The Kushi Wayra Community Tourism Association (Asociación de Turismo Comunitario Kushi Wayra) belongs to the Jambi Runa Health Foundation (Fundación de Salud Jambi Runa). The Kushi Wayra Tourism Center (Centro de Turismo Kushi Wayra) belongs to the communities of Parcoloma and Chilca Totora, and its purpose is to provide a meeting space with the Andean Culture. This rural tourism association offers a tour to observe the Andean landscapes and explore what lies here as medicinal plants, gazebos, etc. In this place, the Kichwa-Kañari identity stands out with the exhibition of agricultural techniques, food preparation, cheese making, use of medicinal plants, making clothing with sheep wool, music and dances.

Visitors have the option of participating in the daily activities of the community's families: agricultural work, sheep shearing, wool spinning, preparation of typical foods and drinks. They also have the option of visiting the “Nukanchik Kawsay” cheese factory to learn about its production techniques and participate in a traditional lunch known as “pampamesa”.

=== Taita Carnival ===
In the Andean worldview, the mythological figure of Taita Carnival (Taita Carnaval) represents abundance and wealth. And the way to receive it among the families of their communities is with offerings of abundant food and the traditional chicha de jora. According to the belief of the indigenous peoples of Azuay and Cañar, a week before Carnival this character emerges from the interior of the mountains to joyfully experience this time of fertility, reciprocity and gratitude for the harvests.

In the Tarqui parish, the carnival festivities are celebrated with the rescue of traditional games, contests and gastronomy. Where the Taita Carnaval travels through different communities to bless agricultural products.
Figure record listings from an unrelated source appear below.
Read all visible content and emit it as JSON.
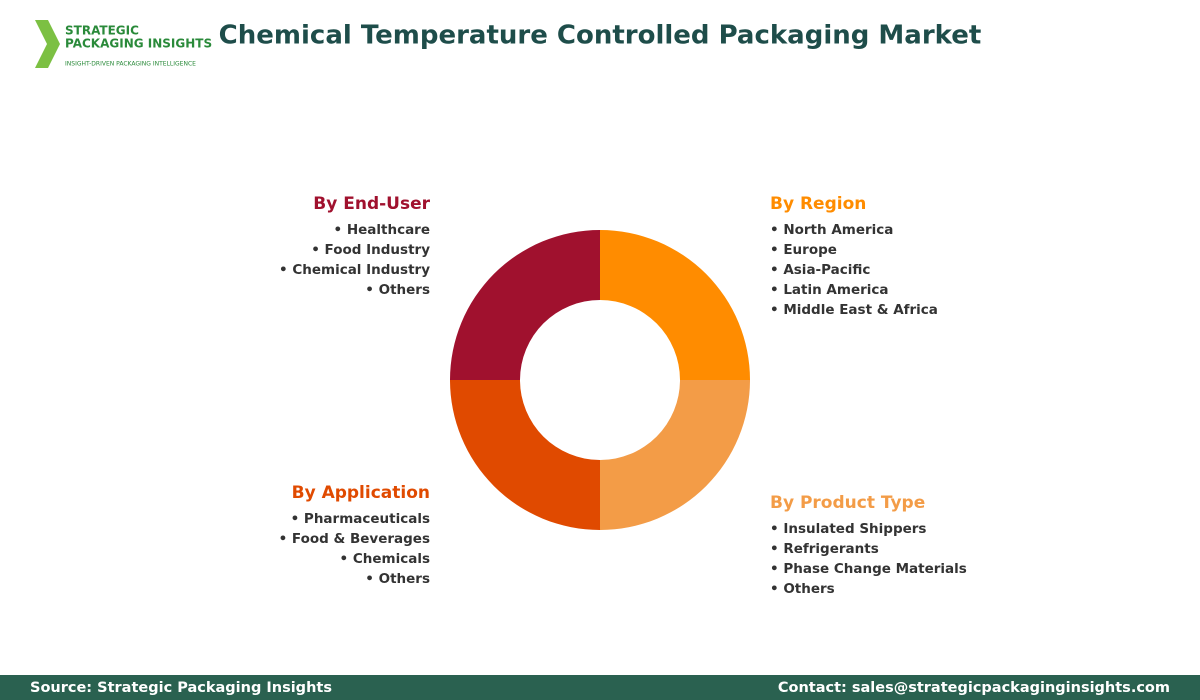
{
  "logo": {
    "line1": "STRATEGIC",
    "line2": "PACKAGING INSIGHTS",
    "tagline": "INSIGHT-DRIVEN PACKAGING INTELLIGENCE"
  },
  "title": "Chemical Temperature Controlled Packaging Market",
  "segments": [
    {
      "heading": "By End-User",
      "items": [
        "• Healthcare",
        "• Food Industry",
        "• Chemical Industry",
        "• Others"
      ]
    },
    {
      "heading": "By Region",
      "items": [
        "• North America",
        "• Europe",
        "• Asia-Pacific",
        "• Latin America",
        "• Middle East & Africa"
      ]
    },
    {
      "heading": "By Application",
      "items": [
        "• Pharmaceuticals",
        "• Food & Beverages",
        "• Chemicals",
        "• Others"
      ]
    },
    {
      "heading": "By Product Type",
      "items": [
        "• Insulated Shippers",
        "• Refrigerants",
        "• Phase Change Materials",
        "• Others"
      ]
    }
  ],
  "footer": {
    "source": "Source: Strategic Packaging Insights",
    "contact": "Contact: sales@strategicpackaginginsights.com"
  }
}
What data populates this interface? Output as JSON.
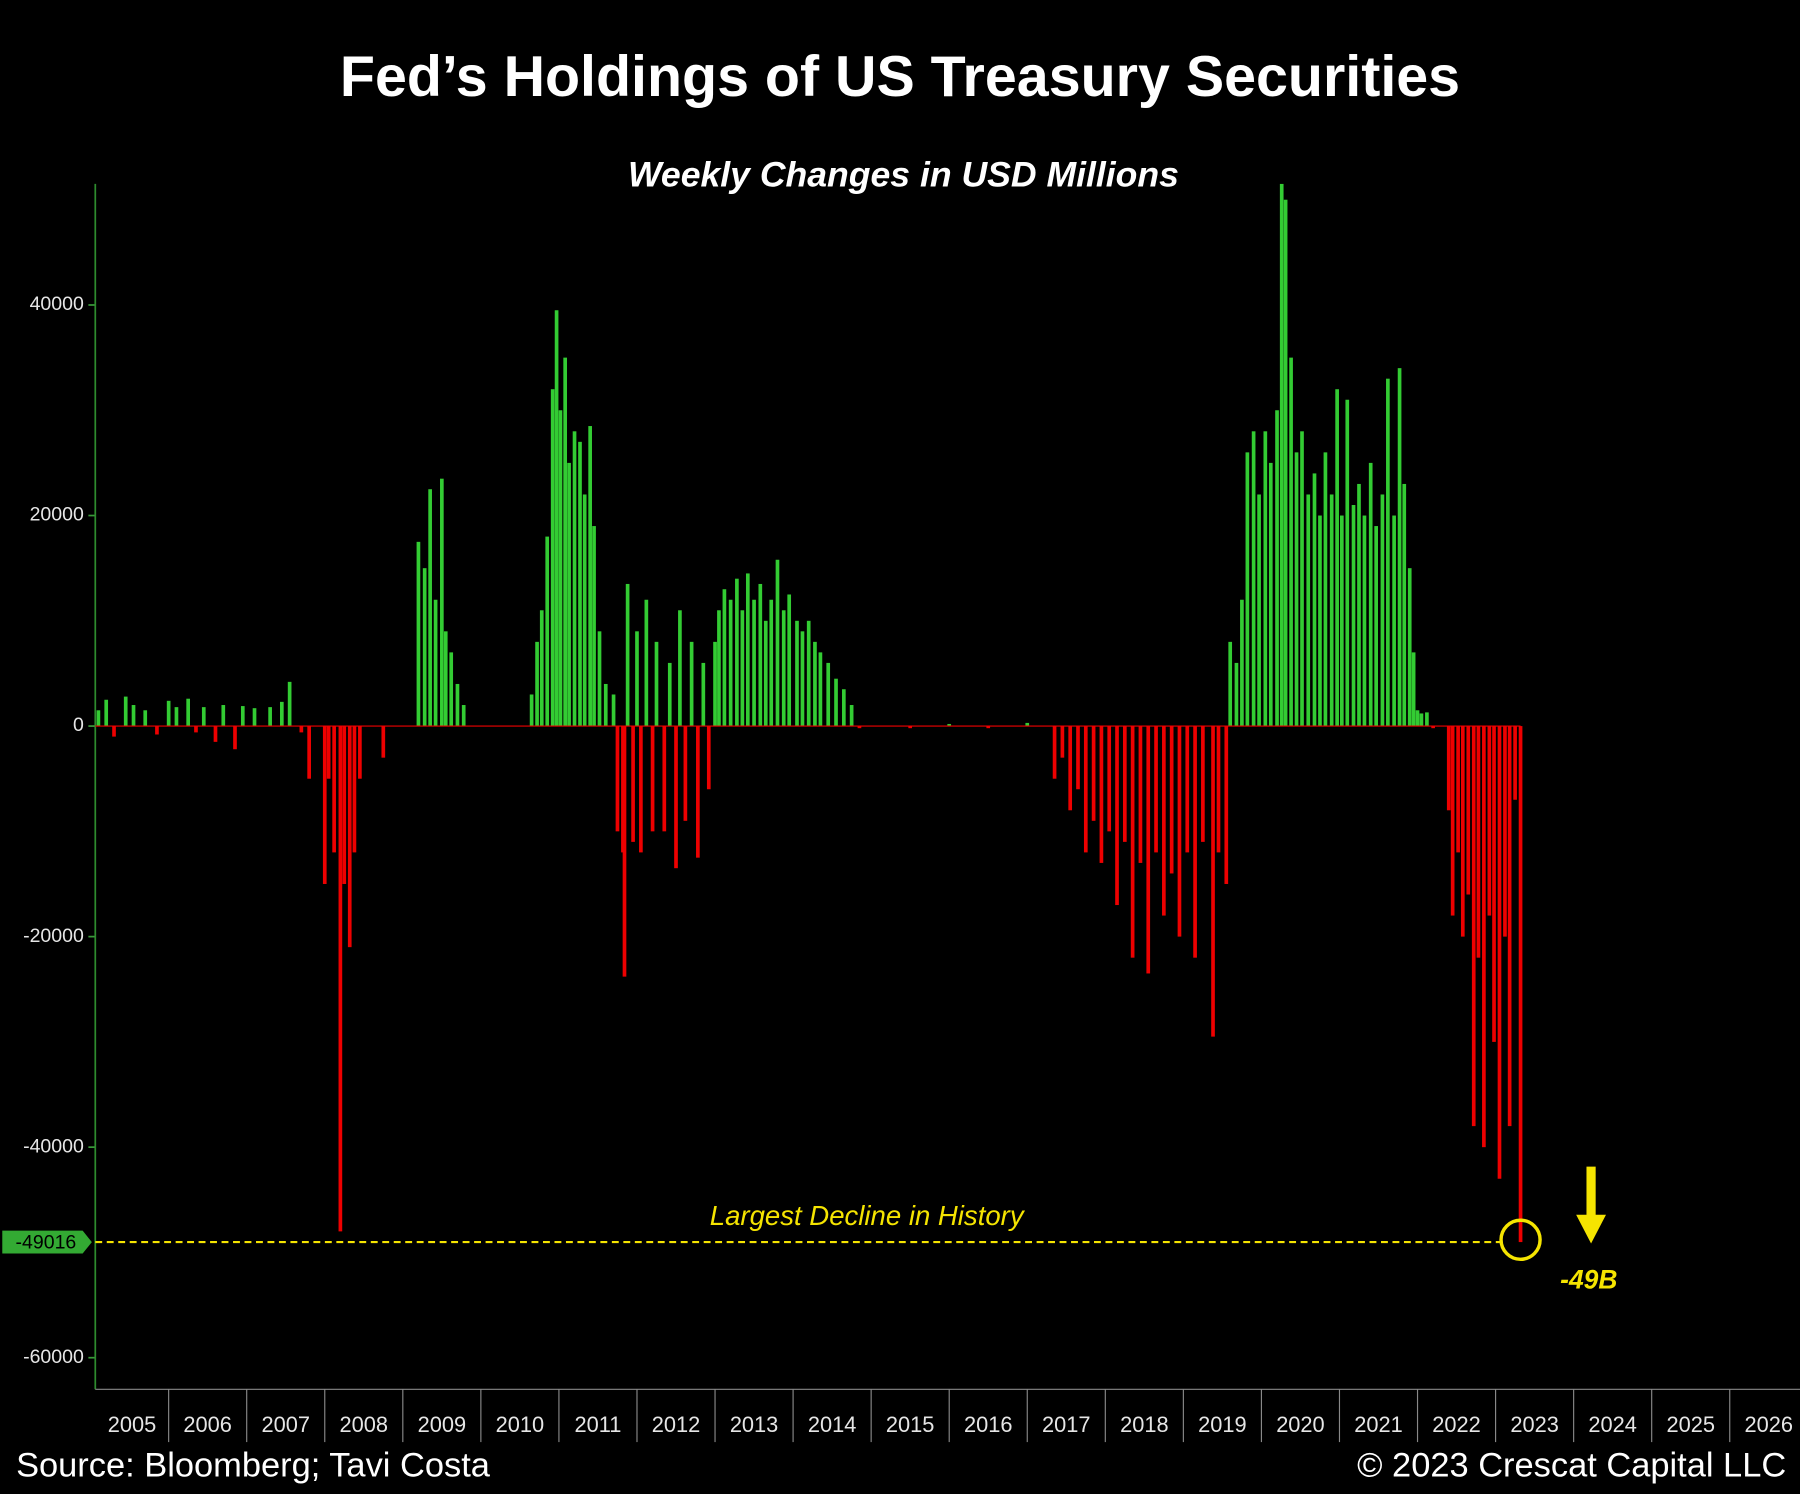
{
  "chart_data": {
    "type": "bar",
    "title": "Fed’s Holdings of US Treasury Securities",
    "subtitle": "Weekly Changes in USD Millions",
    "x": [
      2005.1,
      2005.2,
      2005.3,
      2005.45,
      2005.55,
      2005.7,
      2005.85,
      2006.0,
      2006.1,
      2006.25,
      2006.35,
      2006.45,
      2006.6,
      2006.7,
      2006.85,
      2006.95,
      2007.1,
      2007.3,
      2007.45,
      2007.55,
      2007.7,
      2007.8,
      2008.0,
      2008.05,
      2008.12,
      2008.2,
      2008.25,
      2008.32,
      2008.38,
      2008.45,
      2008.75,
      2009.2,
      2009.28,
      2009.35,
      2009.42,
      2009.5,
      2009.55,
      2009.62,
      2009.7,
      2009.78,
      2010.65,
      2010.72,
      2010.78,
      2010.85,
      2010.92,
      2010.97,
      2011.02,
      2011.08,
      2011.13,
      2011.2,
      2011.27,
      2011.33,
      2011.4,
      2011.45,
      2011.52,
      2011.6,
      2011.7,
      2011.75,
      2011.82,
      2011.84,
      2011.88,
      2011.95,
      2012.0,
      2012.05,
      2012.12,
      2012.2,
      2012.25,
      2012.35,
      2012.42,
      2012.5,
      2012.55,
      2012.62,
      2012.7,
      2012.78,
      2012.85,
      2012.92,
      2013.0,
      2013.05,
      2013.12,
      2013.2,
      2013.28,
      2013.35,
      2013.42,
      2013.5,
      2013.58,
      2013.65,
      2013.72,
      2013.8,
      2013.88,
      2013.95,
      2014.05,
      2014.12,
      2014.2,
      2014.28,
      2014.35,
      2014.45,
      2014.55,
      2014.65,
      2014.75,
      2014.85,
      2015.5,
      2016.0,
      2016.5,
      2017.0,
      2017.35,
      2017.45,
      2017.55,
      2017.65,
      2017.75,
      2017.85,
      2017.95,
      2018.05,
      2018.15,
      2018.25,
      2018.35,
      2018.45,
      2018.55,
      2018.65,
      2018.75,
      2018.85,
      2018.95,
      2019.05,
      2019.15,
      2019.25,
      2019.38,
      2019.45,
      2019.55,
      2019.6,
      2019.68,
      2019.75,
      2019.82,
      2019.9,
      2019.97,
      2020.05,
      2020.12,
      2020.2,
      2020.26,
      2020.31,
      2020.38,
      2020.45,
      2020.52,
      2020.6,
      2020.68,
      2020.75,
      2020.82,
      2020.9,
      2020.97,
      2021.03,
      2021.1,
      2021.18,
      2021.25,
      2021.32,
      2021.4,
      2021.47,
      2021.55,
      2021.62,
      2021.7,
      2021.77,
      2021.83,
      2021.9,
      2021.95,
      2022.0,
      2022.05,
      2022.12,
      2022.2,
      2022.4,
      2022.45,
      2022.52,
      2022.58,
      2022.65,
      2022.72,
      2022.78,
      2022.85,
      2022.92,
      2022.98,
      2023.05,
      2023.12,
      2023.18,
      2023.25,
      2023.32
    ],
    "values": [
      1500,
      2500,
      -1000,
      2800,
      2000,
      1500,
      -800,
      2400,
      1800,
      2600,
      -600,
      1800,
      -1500,
      2000,
      -2200,
      1900,
      1700,
      1800,
      2300,
      4200,
      -600,
      -5000,
      -15000,
      -5000,
      -12000,
      -48000,
      -15000,
      -21000,
      -12000,
      -5000,
      -3000,
      17500,
      15000,
      22500,
      12000,
      23500,
      9000,
      7000,
      4000,
      2000,
      3000,
      8000,
      11000,
      18000,
      32000,
      39500,
      30000,
      35000,
      25000,
      28000,
      27000,
      22000,
      28500,
      19000,
      9000,
      4000,
      3000,
      -10000,
      -12000,
      -23800,
      13500,
      -11000,
      9000,
      -12000,
      12000,
      -10000,
      8000,
      -10000,
      6000,
      -13500,
      11000,
      -9000,
      8000,
      -12500,
      6000,
      -6000,
      8000,
      11000,
      13000,
      12000,
      14000,
      11000,
      14500,
      12000,
      13500,
      10000,
      12000,
      15800,
      11000,
      12500,
      10000,
      9000,
      10000,
      8000,
      7000,
      6000,
      4500,
      3500,
      2000,
      -200,
      -200,
      200,
      -200,
      300,
      -5000,
      -3000,
      -8000,
      -6000,
      -12000,
      -9000,
      -13000,
      -10000,
      -17000,
      -11000,
      -22000,
      -13000,
      -23500,
      -12000,
      -18000,
      -14000,
      -20000,
      -12000,
      -22000,
      -11000,
      -29500,
      -12000,
      -15000,
      8000,
      6000,
      12000,
      26000,
      28000,
      22000,
      28000,
      25000,
      30000,
      51500,
      50000,
      35000,
      26000,
      28000,
      22000,
      24000,
      20000,
      26000,
      22000,
      32000,
      20000,
      31000,
      21000,
      23000,
      20000,
      25000,
      19000,
      22000,
      33000,
      20000,
      34000,
      23000,
      15000,
      7000,
      1500,
      1200,
      1300,
      -200,
      -8000,
      -18000,
      -12000,
      -20000,
      -16000,
      -38000,
      -22000,
      -40000,
      -18000,
      -30000,
      -43000,
      -20000,
      -38000,
      -7000,
      -49016
    ],
    "colors": {
      "positive": "#33cc33",
      "negative": "#ee0000"
    },
    "xlim": [
      2005.06,
      2026.9
    ],
    "xticks": [
      2005,
      2006,
      2007,
      2008,
      2009,
      2010,
      2011,
      2012,
      2013,
      2014,
      2015,
      2016,
      2017,
      2018,
      2019,
      2020,
      2021,
      2022,
      2023,
      2024,
      2025,
      2026
    ],
    "ylim": [
      -63000,
      51500
    ],
    "yticks": [
      40000,
      20000,
      0,
      -20000,
      -40000,
      -60000
    ],
    "reference_line": -49016,
    "annotations": [
      "Largest Decline in History",
      "-49B"
    ],
    "source": "Source: Bloomberg; Tavi Costa",
    "credit": "© 2023 Crescat Capital LLC"
  }
}
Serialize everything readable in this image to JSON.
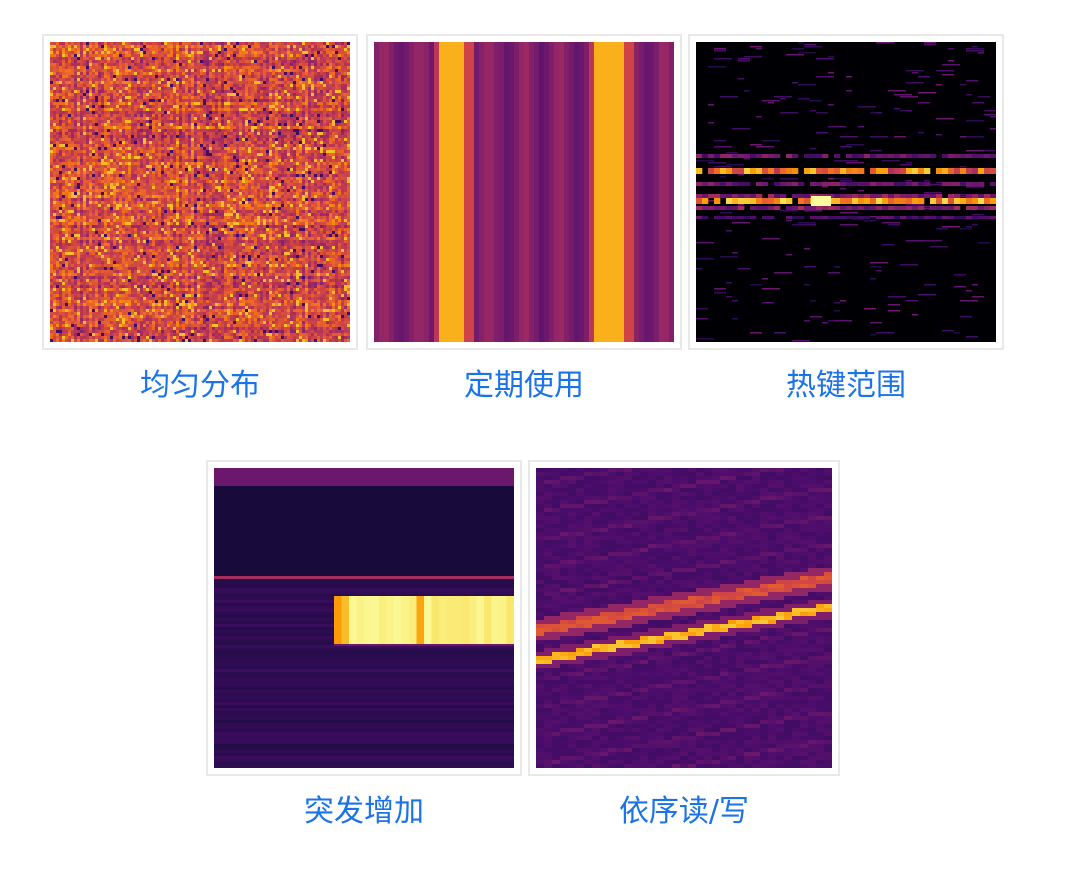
{
  "colors": {
    "caption": "#1a73e8",
    "tile_border": "#e8e8e8",
    "colormap": [
      "#000004",
      "#1b0c41",
      "#4a0c6b",
      "#781c6d",
      "#a52c60",
      "#cf4446",
      "#ed6925",
      "#fb9b06",
      "#f7d13d",
      "#fcffa4"
    ]
  },
  "panels": [
    {
      "id": "uniform",
      "caption": "均匀分布",
      "pattern": "uniform-random-grid"
    },
    {
      "id": "periodic",
      "caption": "定期使用",
      "pattern": "two-vertical-hot-bands"
    },
    {
      "id": "hotkey",
      "caption": "热键范围",
      "pattern": "narrow-horizontal-hot-bands"
    },
    {
      "id": "burst",
      "caption": "突发增加",
      "pattern": "sudden-hot-block"
    },
    {
      "id": "sequential",
      "caption": "依序读/写",
      "pattern": "diagonal-hot-streaks"
    }
  ]
}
It usually begins with a parade where all the communities and neighborhoods of this parish participate, then various activities are carried out such as masses, comparsas, the Mote Pata y Dulces Festival, the carnival guinea pig and breeding guinea pig contest, the pitima rooster game in where the bird is buried with its head exposed so that a ring can be strung on it, whoever achieves the goal gets the rooster and finally the celebration closes with several artistic presentations.

=== Yurak Allpa Zoo ===
The Yurak Allpa Zoo (Zoológico Yurak Allpa) is located 14 km from the city of Cuenca. This place was created as a refuge for wild animals, rescuing different animals abandoned or removed from their habitat for various reasons. In addition, it is home to approximately 40 species and 200 animals, such as tapir, ocelots, deer and a wide variety of birds such as eagles and parrots, as well as woolly monkeys, capuchins, squirrels, turkeys, toucans, among others. On the other hand, Yurak Allpa is open every day.